Ağlamam daha da şiddetlenirken marco yavaşca sarılmış saçlarıma öpücük bırakmıştı.

"Ağlama güzelim. Her şey geçti, her şey yolunda. Buna sebep olan herkesten kurtulacağım. Tamam mı?"

"Kim onlar Marco? Hani bitmişti? Hani alex ölmüştü?!"

Sesim titrerken gözyaşlarım durmadan akıyordu.

"Baban perla. Tüm bunları yapan bu sefer baban"

Başıma saplanan ağrıyla gözlerimi kapatıp elimi şakaklarıma götürdüm.

"Neden bizi rahat bırakmıyorlar Marco? Neden bunu bize yapıyorlar"

Sıcak dudakları buz tutmuş yüzümde buluştuğunda hasret kaldığım kokusunu birkez daha içime çektim.

Her zaman her şeyin geçeceğini söyleyip, her şeyi halledeceğini söyleyen Marco bu sefer sessiz kalmıştı.

Ruhumun kara boşluğuna ufacıkta olsa bir ışık yakmamıştı bu sefer.

Doktorun içeri girmesiyle Marco benden uzaklaşıp sırtını dikleştirdi.

"Nasılsınız Perla hanım?"

"Ben iyiyim doktor bey lütfen söyleyin bebeğim nasıl?"

"Bebeğinizin durumu şu anlık iyi ama sizi birkaç gün burda misafir etmemiz gerekecek. Düşük tehlikesi geçirdiniz biraz daha geç gelseydiniz fazla kanamadan bebeğinizi kaybedebilirdiniz, onun için daha dikkatli olmalıyız. Rahatınıza bakın ve bir ihtiyacınız olursa hemşirelerimiz sizlere yardımcı olacaktır"

Doktor gülümseyip yanıma yaklaşmış ve yanımdaki ultrason makinesinin sandalyesine oturmuştu.

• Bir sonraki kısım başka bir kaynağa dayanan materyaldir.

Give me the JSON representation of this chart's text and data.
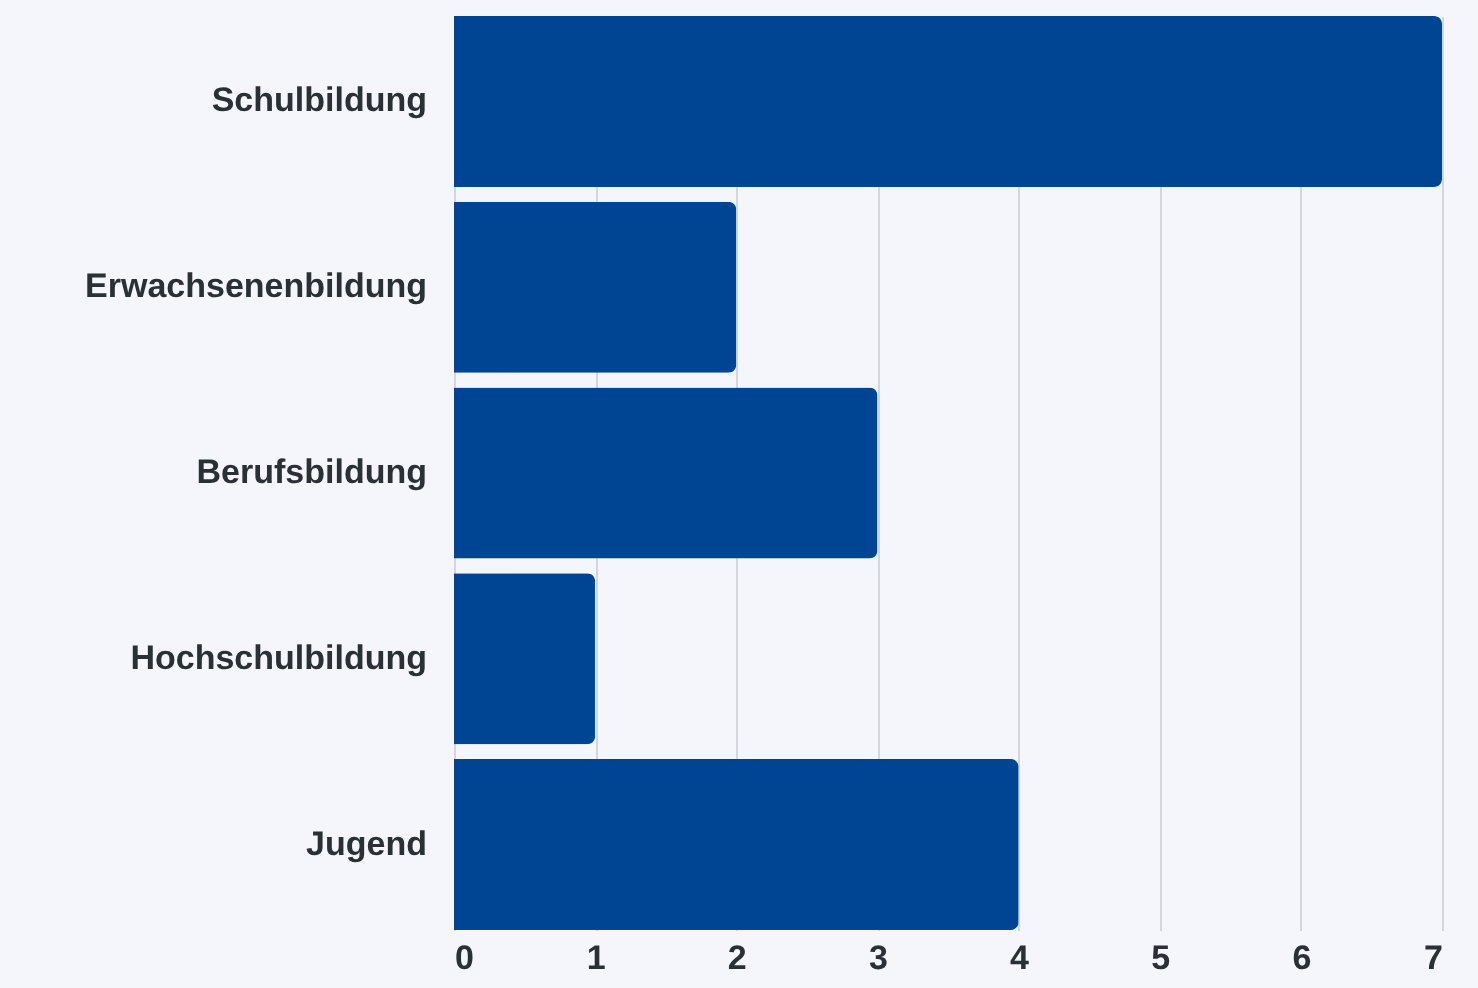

"Şimdi küçük bir kontrolumuz var. Bakalım bebeğimiz içerde rahat mı?"

Karnımı yavaşça açıp üzerine buz gibi jeli dökmüş ve elindeki aleti gezdirmeye başlamıştı.

Ekrandaki karartılar içinde ufacık bir şey belirirken birden makineden sesler gelmeye başladığında telaşla Marcoya döndüm.

"Noluyor? O seste ne?"

"Merak etme Perlam o bebeğimizin kalp atışları"

Yüzümdeki gülümsemeye tezat gözlerimden gözyaşlarım sel olup akmaya başlamıştı.